Embedding provider examples:

| Provider | baseUrl | Recommended Model | Dimensions | |----------|-----------|-------------------|------------| | OpenAI | https://api.openai.com/v1 | text-embedding-3-small | 1536 | | SiliconFlow | https://api.siliconflow.cn/v1 | BAAI/bge-m3 | 1024 | | ZhipuAI | https://open.bigmodel.cn/api/paas/v4 | embedding-3 | 2048 |

search (optional)

Hybrid search tuning.

| Field | Type | Default | Description | |-------|------|---------|-------------| | mode | "vector" | "keyword" | "hybrid" | hybrid | Default search mode | | vectorWeight | number | 0.7 | Vector score weight in linear fusion | | textWeight | number | 0.3 | Text score weight in linear fusion | | fusion | "linear" | "rrf" | linear | Fusion algorithm |

autoCapture & autoRecall

| Field | Type | Default | Description | |-------|------|---------|-------------| | autoCapture | boolean | false | Auto-store important facts after each conversation | | autoRecall | boolean | true | Auto-inject relevant memories into prompt context |

captureMaxChars (advanced)

| Field | Type | Default | Description | |-------|------|---------|-------------| | captureMaxChars | number | 2000 | Max message length eligible for auto-capture (100–10000) |

dreaming (advanced)

Opaque pass-through configuration for the dreaming subsystem. See Dreaming for details.

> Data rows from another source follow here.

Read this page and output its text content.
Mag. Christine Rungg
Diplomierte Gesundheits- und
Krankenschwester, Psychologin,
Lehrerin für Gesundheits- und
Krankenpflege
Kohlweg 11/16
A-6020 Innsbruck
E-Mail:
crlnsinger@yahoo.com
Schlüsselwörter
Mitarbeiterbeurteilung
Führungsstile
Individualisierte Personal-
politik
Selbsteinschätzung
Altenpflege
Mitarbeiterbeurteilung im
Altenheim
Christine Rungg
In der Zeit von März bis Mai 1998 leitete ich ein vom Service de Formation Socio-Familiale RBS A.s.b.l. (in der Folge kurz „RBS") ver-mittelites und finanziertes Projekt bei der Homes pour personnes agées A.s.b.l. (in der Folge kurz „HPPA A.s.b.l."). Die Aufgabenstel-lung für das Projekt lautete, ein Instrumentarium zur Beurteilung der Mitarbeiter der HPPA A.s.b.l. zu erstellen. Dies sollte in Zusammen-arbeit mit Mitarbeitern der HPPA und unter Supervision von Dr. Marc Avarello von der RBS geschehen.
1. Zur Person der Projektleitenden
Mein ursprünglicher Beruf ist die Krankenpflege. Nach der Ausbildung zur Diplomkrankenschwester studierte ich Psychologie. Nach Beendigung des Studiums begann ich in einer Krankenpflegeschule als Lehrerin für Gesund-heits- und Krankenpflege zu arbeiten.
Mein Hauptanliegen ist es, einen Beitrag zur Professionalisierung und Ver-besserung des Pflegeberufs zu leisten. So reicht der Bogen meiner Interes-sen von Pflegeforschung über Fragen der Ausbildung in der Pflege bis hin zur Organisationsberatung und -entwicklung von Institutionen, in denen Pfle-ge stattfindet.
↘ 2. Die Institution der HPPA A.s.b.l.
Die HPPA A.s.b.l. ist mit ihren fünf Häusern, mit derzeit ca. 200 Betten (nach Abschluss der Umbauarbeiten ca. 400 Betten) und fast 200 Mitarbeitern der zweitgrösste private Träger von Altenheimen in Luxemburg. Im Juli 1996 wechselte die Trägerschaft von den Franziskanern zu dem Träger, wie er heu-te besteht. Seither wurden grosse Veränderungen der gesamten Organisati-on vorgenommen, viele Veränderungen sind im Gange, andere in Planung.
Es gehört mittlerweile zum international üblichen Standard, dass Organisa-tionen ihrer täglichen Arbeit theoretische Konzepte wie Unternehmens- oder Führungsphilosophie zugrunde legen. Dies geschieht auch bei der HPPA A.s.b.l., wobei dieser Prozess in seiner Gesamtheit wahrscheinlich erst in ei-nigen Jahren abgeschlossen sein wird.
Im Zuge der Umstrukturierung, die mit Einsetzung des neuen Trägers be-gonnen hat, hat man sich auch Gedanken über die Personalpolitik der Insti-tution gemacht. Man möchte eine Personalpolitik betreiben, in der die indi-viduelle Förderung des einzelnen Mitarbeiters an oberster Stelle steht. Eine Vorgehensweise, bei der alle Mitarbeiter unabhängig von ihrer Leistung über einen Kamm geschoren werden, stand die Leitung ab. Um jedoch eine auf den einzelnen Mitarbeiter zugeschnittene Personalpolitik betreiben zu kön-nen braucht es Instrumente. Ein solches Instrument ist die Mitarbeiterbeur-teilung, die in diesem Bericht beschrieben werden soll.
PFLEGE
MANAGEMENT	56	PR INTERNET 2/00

Environment variable substitution

Password and API key fields support ${ENV_VAR} syntax:

{
  "connection": {
    "password": "${VASTBASE_PASSWORD}"
  },
  "embedding": {
    "apiKey": "${EMBEDDING_API_KEY}"
  }
}

Proof of Concept (for Chinese users)

Working configuration using SiliconFlow + VastBase on WSL2:

{
  "plugins": {
    "slots": { "memory": "memory-vastbase" },
    "entries": {
      "memory-vastbase": {
        "enabled": true,
        "config": {
          "connection": {
            "host": "172.21.224.1",
            "port": 5434,
            "database": "openclaw_memory",
            "user": "vbadmin",
            "password": "Vbase@admin"
          },
          "embedding": {
            "apiKey": "sk-...",
            "baseUrl": "https://api.siliconflow.cn/v1",
            "model": "BAAI/bge-m3",
            "dimensions": 1024
          },
          "autoCapture": true,
          "autoRecall": true
        }
      }
    }
  }
}

CLI Reference

# Show memory statistics
openclaw vbm stats

# Search memories
openclaw vbm search "query keywords"

# List memory count
openclaw vbm list

Tools

The plugin registers three tools available to agents:

| Tool | Description | |------|-------------| | memory_recall | Semantic search through stored memories | | memory_store | Save new memory (auto-generates embedding, checks duplicates) | | memory_forget | Delete memories by ID or search query |

Architecture

  • Self-contained — no modifications to OpenClaw core
  • PostgreSQL wire-protocol — connects via pg (node-postgres)
  • Lazy initialization — VastBase connection and schema are created on first use
  • Per-agent isolation — each agent workspace gets its own schema via agent_registry
  • Hooksbefore_prompt_build for auto-recall, agent_end for auto-capture

Troubleshooting

"database does not exist"

The plugin requires the database to be pre-created on the VastBase server. Connect and run:

CREATE DATABASE openclaw_memory;

Then restart the gateway.

"recall returned no relevant memories"

  • Ensure autoRecall is true in config
  • Check that your embedding API is reachable and returning valid vectors
  • Verify the VastBase floatvector extension is available
  • Check openclaw vbm stats to confirm memories have been captured

Plugin not loading

Ensure plugins.slots.memory is set to "memory-vastbase" in your config. The slot must match the plugin ID exactly.